To be completely honest, when I submitted my post on SFER, I was not expecting the responses I’ve been getting (I know some of the wise ones are probably thinking, How could you not think that?). Nor did I expect to receive about 1,500 views in one day or for Diane Ravitch to have the time to read it. But just like it’s been since the very beginning, blogging has led to non-stop wake up calls.
Moving forward, the attacks on my post have been great. Great as in, I’m being challenged on what I believe in and forced to consider what I was advocating for. As I mentioned various times before, I grew up just accepting that other people were always right and that I was wrong one. Although I have gained much more confidence than I had 7 months ago, it’s still novel to me taking on “attacks.” It’s also hard for me to stay rational when I’m speaking on what I’m passionate about–something I hope (need) to get better at as I move forward with my activism and my future career. Whenever I get heated and caught in the moment, Coetzee’s quote always comes to mind:
“I want to find a way of speaking to fellow human beings that will be cool rather than heated, philosophical rather than polemical, that will bring enlightenment rather than seeking to divide us into the righteous and the sinners, the saved and the damned, the sheep and the goats.”
But, to get to the main point of this post. A lot of responses on this post, as well as on Twitter and Facebook, seem to be accusing me of the same things. In response, I thought I’d make my longer response a separate post to clarify these concerns and any confusions.
As a fellow student, I find it great to see that other students are getting involved with the education reform debate. However, I have to say that your words leave me troubled. (Before I go forward, let me say that I am not currently a member of SFER, nor have I been in the past.)
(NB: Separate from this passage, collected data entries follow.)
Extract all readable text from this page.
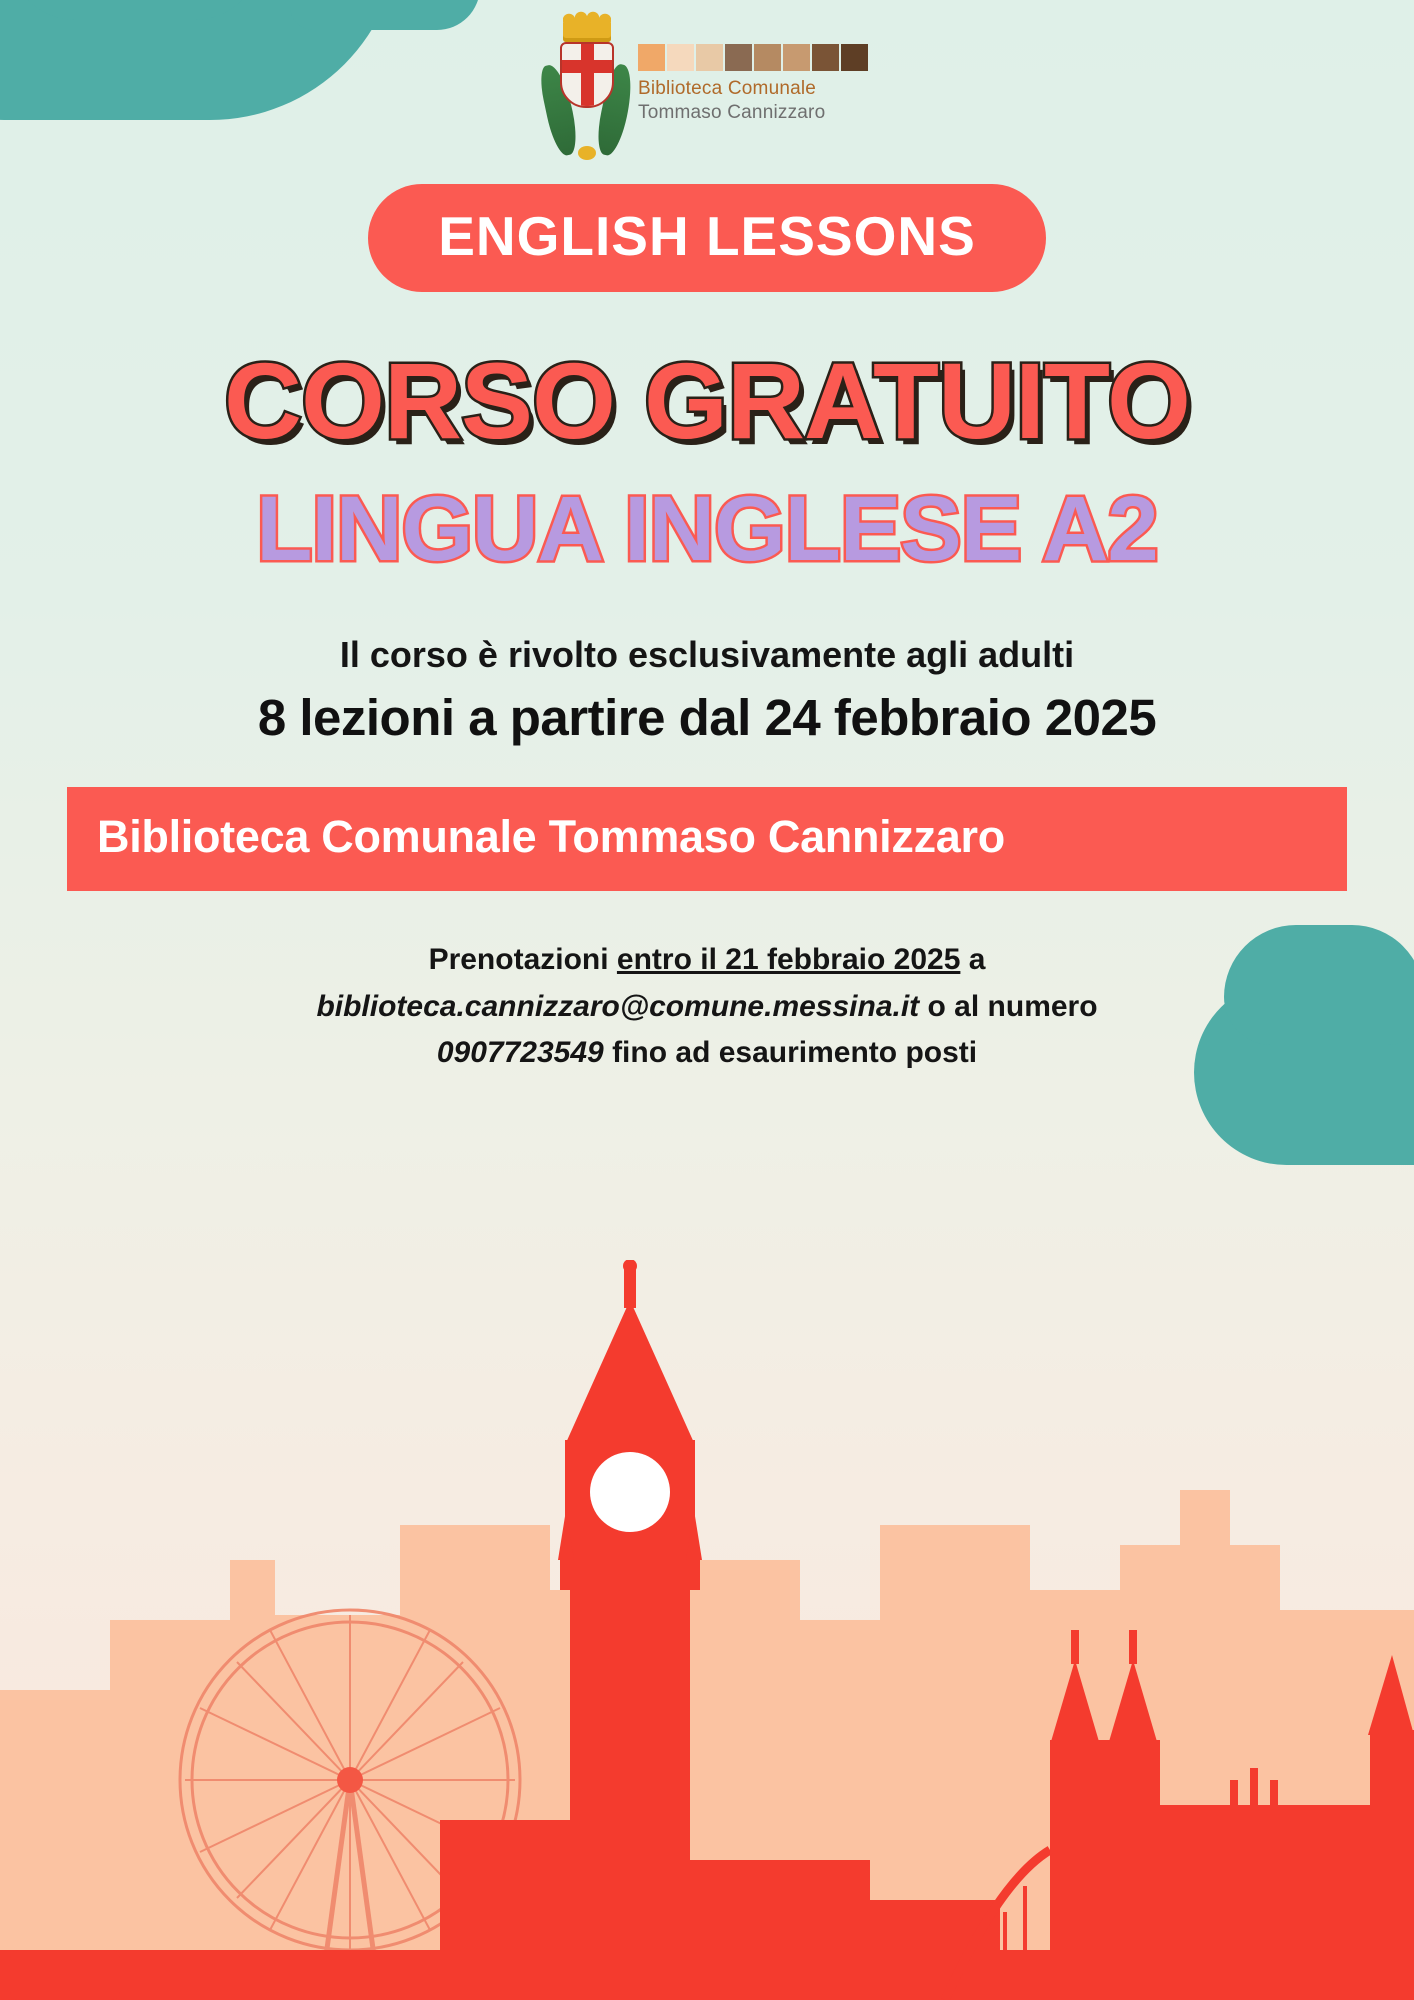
Biblioteca Comunale
Tommaso Cannizzaro
ENGLISH LESSONS
CORSO GRATUITO
LINGUA INGLESE A2
Il corso è rivolto esclusivamente agli adulti
8 lezioni a partire dal 24 febbraio 2025
Biblioteca Comunale Tommaso Cannizzaro
Prenotazioni entro il 21 febbraio 2025 a
biblioteca.cannizzaro@comune.messina.it o al numero
0907723549 fino ad esaurimento posti
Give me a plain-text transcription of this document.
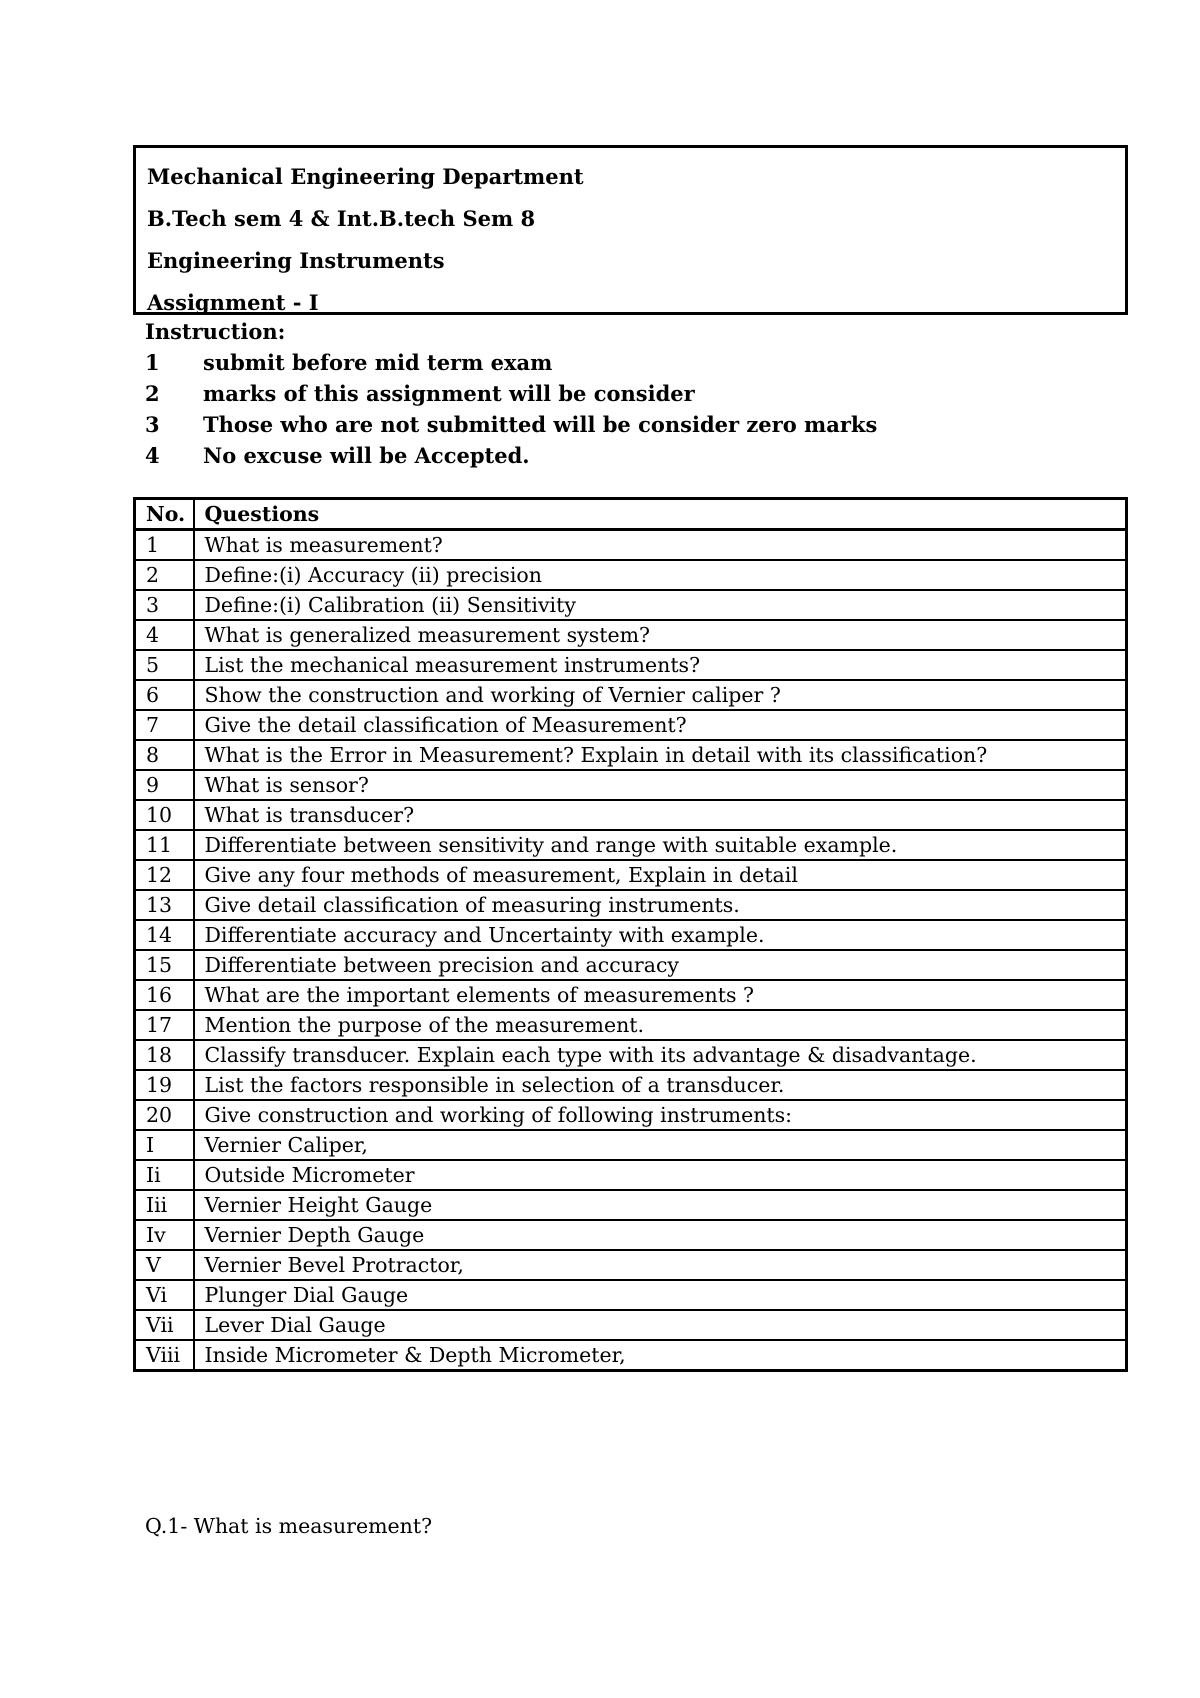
Mechanical Engineering Department
B.Tech sem 4 & Int.B.tech Sem 8
Engineering Instruments
Assignment - I
Instruction:
1	submit before mid term exam
2	marks of this assignment will be consider
3	Those who are not submitted will be consider zero marks
4	No excuse will be Accepted.
No.	Questions
1	What is measurement?
2	Define:(i) Accuracy (ii) precision
3	Define:(i) Calibration (ii) Sensitivity
4	What is generalized measurement system?
5	List the mechanical measurement instruments?
6	Show the construction and working of Vernier caliper ?
7	Give the detail classification of Measurement?
8	What is the Error in Measurement? Explain in detail with its classification?
9	What is sensor?
10	What is transducer?
11	Differentiate between sensitivity and range with suitable example.
12	Give any four methods of measurement, Explain in detail
13	Give detail classification of measuring instruments.
14	Differentiate accuracy and Uncertainty with example.
15	Differentiate between precision and accuracy
16	What are the important elements of measurements ?
17	Mention the purpose of the measurement.
18	Classify transducer. Explain each type with its advantage & disadvantage.
19	List the factors responsible in selection of a transducer.
20	Give construction and working of following instruments:
I	Vernier Caliper,
Ii	Outside Micrometer
Iii	Vernier Height Gauge
Iv	Vernier Depth Gauge
V	Vernier Bevel Protractor,
Vi	Plunger Dial Gauge
Vii	Lever Dial Gauge
Viii	Inside Micrometer & Depth Micrometer,
Q.1- What is measurement?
Your assertion seems to be that SFER is not looking out for education equity but, rather, is simply an organization helping involved parents ensure access to better schools for their kids. This is pretty outlandish. SFER is working towards reforming education to include more assessment and accountability at ALL schools. While you may think that accountability is somehow bad, that’s a different debate. You can’t however say that it’s only fighting for charter schools, when it’s not.
Your logic is also based around the fact that corporate icons serve on SFER’s board and that SFER was created by 2 Princeton students, and that, therefore, this means that SFER is only looking out for a corporate or elitist view of education. Let me address these one at a time:
First, merely having executives on a board does not mean that the members are fighting for the interests of the corporations during their service on the board. A Proctor & Gamble executive serves on the board of the United Way. Does this mean that the United Way is somehow a bad organization? Absolutely not.
Second, attending Princeton does not mean that you don’t look out for the social good of an education system, nor does it mean that you came from an elitist upbringing yourself. Sure, does Princeton have kids from Andover who had it a little easier getting in? Probably. But I think it’s totally unfair to blame ALL the people at these schools as having been born with silver spoons in their mouths. I’ll be attending an “Ivy League” school this coming year, but I came from a school that sends only about 20% onto a four year college, and I know some others (although not many, hence why I’m passionate about education equity issues) who are leaving lesser performing secondary schools and attending some of America’s great schools.
Also, to respond to the KIPP argument. That’s sort of ludicrous, too. Yes, KIPP is structured, and I’m sure some kids get upset with it from time to time. But posting their twitter rants isn’t really great evidence to show that they HATE their schools. Afterall, in most cases, it was their (or their parents’ choice) to go there.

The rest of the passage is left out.